US Court Decision Damns Genetic Diversity Of Crops
Green Party co-leader Jeanette Fitzsimons today said a US court decision on the contamination of crops from neighbouring genetically engineered plants had massive implications for farmers in New Zealand as well as the genetic diversity of crops all around the world.
Canadian farmer Percy Schmeiser - who testified at the Royal Commission into genetic modification in New Zealand earlier this year - has been ordered to pay Monsanto around $80,000 after the company's genetically engineered canola was found growing on his fields. Pollen from neighbouring GE crops had blown onto Mr Schmeiser's fields and contaminated the seed he traditionally saves from his conventional crops.
This herbicide resistant canola is the same crop Monsanto was planning to release in New Zealand in 1999, but the company did not proceed with the application.
"The judge has ruled that, under the international law of patents, if somebody contaminates your seeds you are liable," said Ms Fitzsimons. "This decision has major implications for farmers around the world and what it shows very clearly is that conventional crops and GE crops cannot co-exist side by side," she said.
"It means that farmers like Percy Schmeiser can no longer collect their seeds from the last growing season to plant again if there is any possibility that the crops may have been contaminated from neighbouring genetically engineered crops.
"This decision forces farmers to keep going back to multi-national seed companies year after year to buy their seed - either GE or conventional - because if their crops are ever contaminated then they will be in the bizarre situation of having to pay the patent owner of the contaminating seed."
Ms Fitzsimons said that in any countries where GE crops were planted this decision would now make it extremely difficult to breed unique heritage crops from seed which has been collected for generations.
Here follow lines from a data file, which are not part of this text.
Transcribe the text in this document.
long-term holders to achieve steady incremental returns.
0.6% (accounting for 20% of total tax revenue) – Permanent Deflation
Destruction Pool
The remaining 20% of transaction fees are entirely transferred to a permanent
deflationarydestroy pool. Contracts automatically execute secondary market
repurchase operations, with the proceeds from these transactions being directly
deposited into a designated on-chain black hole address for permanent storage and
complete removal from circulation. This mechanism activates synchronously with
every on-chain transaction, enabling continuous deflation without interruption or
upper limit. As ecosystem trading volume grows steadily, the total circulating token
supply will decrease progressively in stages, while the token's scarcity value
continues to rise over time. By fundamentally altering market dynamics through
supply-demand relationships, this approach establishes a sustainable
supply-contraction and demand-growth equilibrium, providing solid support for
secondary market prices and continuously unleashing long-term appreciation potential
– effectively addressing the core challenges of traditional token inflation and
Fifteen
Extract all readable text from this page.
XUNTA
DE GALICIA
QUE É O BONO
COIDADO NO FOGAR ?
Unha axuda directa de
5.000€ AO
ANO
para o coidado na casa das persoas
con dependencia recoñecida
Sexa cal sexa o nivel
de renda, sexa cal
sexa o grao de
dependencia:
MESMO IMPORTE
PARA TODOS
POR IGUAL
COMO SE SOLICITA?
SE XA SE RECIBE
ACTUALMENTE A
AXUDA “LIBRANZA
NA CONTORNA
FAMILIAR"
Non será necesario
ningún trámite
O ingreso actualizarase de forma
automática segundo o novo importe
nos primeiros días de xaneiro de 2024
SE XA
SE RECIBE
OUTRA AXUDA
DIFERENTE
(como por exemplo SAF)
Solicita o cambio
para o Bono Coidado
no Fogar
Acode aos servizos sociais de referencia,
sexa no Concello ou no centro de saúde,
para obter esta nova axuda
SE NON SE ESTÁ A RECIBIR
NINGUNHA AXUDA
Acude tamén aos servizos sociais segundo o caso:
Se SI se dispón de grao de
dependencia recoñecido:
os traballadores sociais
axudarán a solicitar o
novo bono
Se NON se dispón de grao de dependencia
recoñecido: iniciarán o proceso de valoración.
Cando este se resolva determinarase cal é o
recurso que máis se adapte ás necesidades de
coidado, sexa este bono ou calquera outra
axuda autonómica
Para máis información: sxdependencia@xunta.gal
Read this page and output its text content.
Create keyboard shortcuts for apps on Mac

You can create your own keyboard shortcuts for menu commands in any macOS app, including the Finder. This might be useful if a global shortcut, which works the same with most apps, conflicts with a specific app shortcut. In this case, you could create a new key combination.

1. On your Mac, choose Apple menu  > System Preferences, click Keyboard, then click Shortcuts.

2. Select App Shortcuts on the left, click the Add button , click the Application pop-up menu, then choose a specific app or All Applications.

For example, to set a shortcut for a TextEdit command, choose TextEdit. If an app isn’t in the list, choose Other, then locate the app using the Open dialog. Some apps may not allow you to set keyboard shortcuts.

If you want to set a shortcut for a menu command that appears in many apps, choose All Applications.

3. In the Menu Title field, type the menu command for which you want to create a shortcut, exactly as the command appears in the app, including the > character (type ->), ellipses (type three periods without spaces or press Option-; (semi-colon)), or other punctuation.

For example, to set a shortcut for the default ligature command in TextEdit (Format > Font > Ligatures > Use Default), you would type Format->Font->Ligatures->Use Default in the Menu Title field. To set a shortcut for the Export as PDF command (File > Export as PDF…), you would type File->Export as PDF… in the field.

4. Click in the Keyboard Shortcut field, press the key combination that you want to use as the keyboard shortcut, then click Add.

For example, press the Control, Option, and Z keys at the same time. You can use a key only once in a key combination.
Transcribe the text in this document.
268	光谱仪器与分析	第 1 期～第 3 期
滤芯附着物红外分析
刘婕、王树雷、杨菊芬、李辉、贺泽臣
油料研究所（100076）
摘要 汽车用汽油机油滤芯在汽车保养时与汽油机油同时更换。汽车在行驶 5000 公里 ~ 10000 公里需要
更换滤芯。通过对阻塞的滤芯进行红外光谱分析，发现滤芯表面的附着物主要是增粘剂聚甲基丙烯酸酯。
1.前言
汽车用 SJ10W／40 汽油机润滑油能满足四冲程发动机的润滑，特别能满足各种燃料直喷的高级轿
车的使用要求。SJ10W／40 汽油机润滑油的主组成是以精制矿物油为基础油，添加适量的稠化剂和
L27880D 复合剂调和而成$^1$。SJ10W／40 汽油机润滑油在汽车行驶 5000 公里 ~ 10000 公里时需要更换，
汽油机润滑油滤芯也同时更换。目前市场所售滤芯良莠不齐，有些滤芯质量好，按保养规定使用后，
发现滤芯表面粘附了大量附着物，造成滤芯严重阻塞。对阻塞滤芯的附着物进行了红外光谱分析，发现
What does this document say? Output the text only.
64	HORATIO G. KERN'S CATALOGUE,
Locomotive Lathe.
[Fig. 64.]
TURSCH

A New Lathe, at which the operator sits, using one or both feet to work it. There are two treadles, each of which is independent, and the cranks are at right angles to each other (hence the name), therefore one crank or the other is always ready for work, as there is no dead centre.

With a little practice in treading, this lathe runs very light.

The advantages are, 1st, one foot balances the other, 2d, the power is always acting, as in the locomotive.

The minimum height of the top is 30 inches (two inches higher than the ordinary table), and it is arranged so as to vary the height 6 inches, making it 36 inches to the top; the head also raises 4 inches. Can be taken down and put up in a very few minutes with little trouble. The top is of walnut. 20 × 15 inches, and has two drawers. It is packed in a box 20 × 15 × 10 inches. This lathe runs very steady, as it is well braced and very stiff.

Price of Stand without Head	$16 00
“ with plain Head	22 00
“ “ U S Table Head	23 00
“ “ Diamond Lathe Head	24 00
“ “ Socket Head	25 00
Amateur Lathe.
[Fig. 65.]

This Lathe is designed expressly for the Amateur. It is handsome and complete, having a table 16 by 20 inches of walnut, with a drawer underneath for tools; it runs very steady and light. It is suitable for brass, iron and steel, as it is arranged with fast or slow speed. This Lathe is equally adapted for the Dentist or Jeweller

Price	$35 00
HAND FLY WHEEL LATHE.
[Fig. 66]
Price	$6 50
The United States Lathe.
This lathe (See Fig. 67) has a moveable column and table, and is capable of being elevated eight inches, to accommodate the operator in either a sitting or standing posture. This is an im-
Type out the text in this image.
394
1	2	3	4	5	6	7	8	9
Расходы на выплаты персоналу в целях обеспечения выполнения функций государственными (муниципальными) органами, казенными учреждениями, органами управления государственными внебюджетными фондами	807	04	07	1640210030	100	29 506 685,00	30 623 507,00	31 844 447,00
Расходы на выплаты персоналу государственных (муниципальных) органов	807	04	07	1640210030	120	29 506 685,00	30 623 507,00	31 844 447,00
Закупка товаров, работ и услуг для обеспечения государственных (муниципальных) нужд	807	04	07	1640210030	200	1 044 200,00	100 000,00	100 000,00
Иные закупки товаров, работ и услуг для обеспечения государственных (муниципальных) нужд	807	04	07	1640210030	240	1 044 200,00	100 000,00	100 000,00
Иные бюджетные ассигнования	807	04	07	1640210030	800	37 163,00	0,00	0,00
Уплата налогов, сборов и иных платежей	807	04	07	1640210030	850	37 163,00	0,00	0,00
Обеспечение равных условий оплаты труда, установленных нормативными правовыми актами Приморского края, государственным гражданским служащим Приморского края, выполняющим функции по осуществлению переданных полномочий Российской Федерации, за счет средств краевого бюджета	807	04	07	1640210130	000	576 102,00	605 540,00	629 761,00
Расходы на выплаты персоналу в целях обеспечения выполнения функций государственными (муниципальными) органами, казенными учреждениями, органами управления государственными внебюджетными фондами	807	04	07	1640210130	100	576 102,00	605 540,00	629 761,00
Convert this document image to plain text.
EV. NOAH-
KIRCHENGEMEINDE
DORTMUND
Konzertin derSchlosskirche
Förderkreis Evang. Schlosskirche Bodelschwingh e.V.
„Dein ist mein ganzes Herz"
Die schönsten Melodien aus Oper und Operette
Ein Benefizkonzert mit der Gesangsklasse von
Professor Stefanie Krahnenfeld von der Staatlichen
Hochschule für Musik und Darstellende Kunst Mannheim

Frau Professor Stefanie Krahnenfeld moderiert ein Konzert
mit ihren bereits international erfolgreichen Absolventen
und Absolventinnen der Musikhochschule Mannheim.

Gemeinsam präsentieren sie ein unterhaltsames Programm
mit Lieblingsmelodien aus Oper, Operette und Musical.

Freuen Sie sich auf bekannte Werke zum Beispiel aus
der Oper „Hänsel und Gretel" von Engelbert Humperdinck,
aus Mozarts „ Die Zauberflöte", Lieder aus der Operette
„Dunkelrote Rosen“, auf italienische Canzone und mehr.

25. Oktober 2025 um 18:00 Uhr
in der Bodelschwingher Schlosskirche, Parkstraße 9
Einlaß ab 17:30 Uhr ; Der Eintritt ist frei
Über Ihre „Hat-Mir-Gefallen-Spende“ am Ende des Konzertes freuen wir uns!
"This decision is a disaster for the genetic diversity of crops all around the world and a godsend for the biotech companies and the multinational seed sellers," she said.
"Above all this decision should sound very loud warning bells for New Zealand farmers. If genetically engineered crops are ever planted here and pollen transfer contaminates their crops then they will have to pay for that unwanted contamination up front and in all probability suffer through a slumping value of the crop.
"This vindicates the position the Greens put to the Royal Commission into Genetic Modification that no living GE organisms - which would include all crops and farm animals - be allowed outside the laboratory."